Once a category has been identified (selected), execution proceeds to step 314 wherein the applicable rule is applied for that category identified. Then, execution proceeds to determine if there are additional cells with data (not shown). If so, execution returns to step 302. If not execution ends. (Also not shown in
In the current obfuscation platform described above, data may be blacked out or randomized as described but the data structure remains intact. That is, data obfuscating does not lose any data structure and obfuscated data may be used as needed. The resulting obfuscated data, that is used as needed, will provide useful information to be subsequently used when viewing or using the original data set (as copied).

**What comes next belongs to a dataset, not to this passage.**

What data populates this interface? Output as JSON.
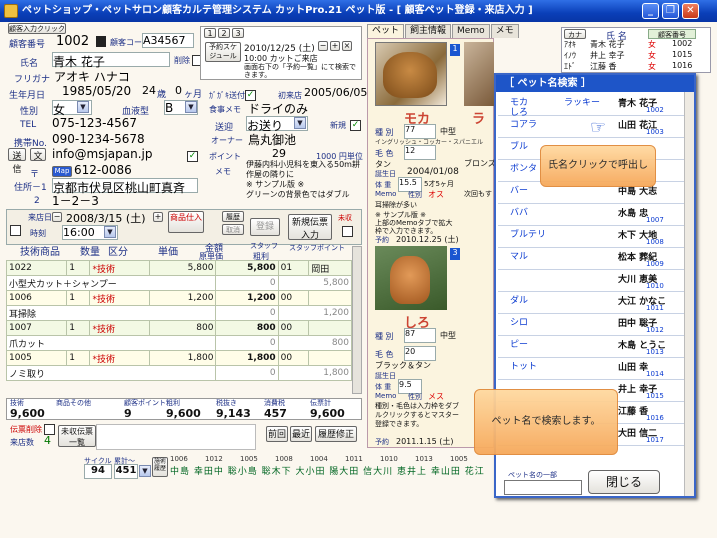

It is to be understood that the disclosure teaches examples of the illustrative embodiments and that many variations of the invention can easily be devised by those skilled in the art after reading this disclosure and that the scope of the present invention is to be determined by the claims below.
Claims
1. A computer implemented method for providing a data obfuscation platform for improved data security of preprocessing analysis by a third party server, the data to be analyzed being tabular data created by a plurality of applications and stored in different formats and/or organized by different standards, the tabular data comprising data within cells of one or more input columns, the method comprising executing on one or more processors the steps of:
- (a) identifying the column names of the input columns;
- (b) for data in each cell of the one or more columns, trimming leading and trailing white space;
- (c) determining whether a data in each cell matches a value of designated set of pair of Boolean values where each pair corresponds to a distinctly formatted set of true and false values;
- (d) if a match is determined, randomly selecting to retain current value or corresponding opposite value in a related pair;
- (e) if a match is not determined, scanning segments of the data in each of the cells;
- (f) identifying a category of data for obfuscation for each segment;
- (g) applying an obfuscation rule for each category identified for obfuscating the data segment; and
- (e) replacing the data segment in each cell with an obfuscated segment based upon the rule associated with the identified category.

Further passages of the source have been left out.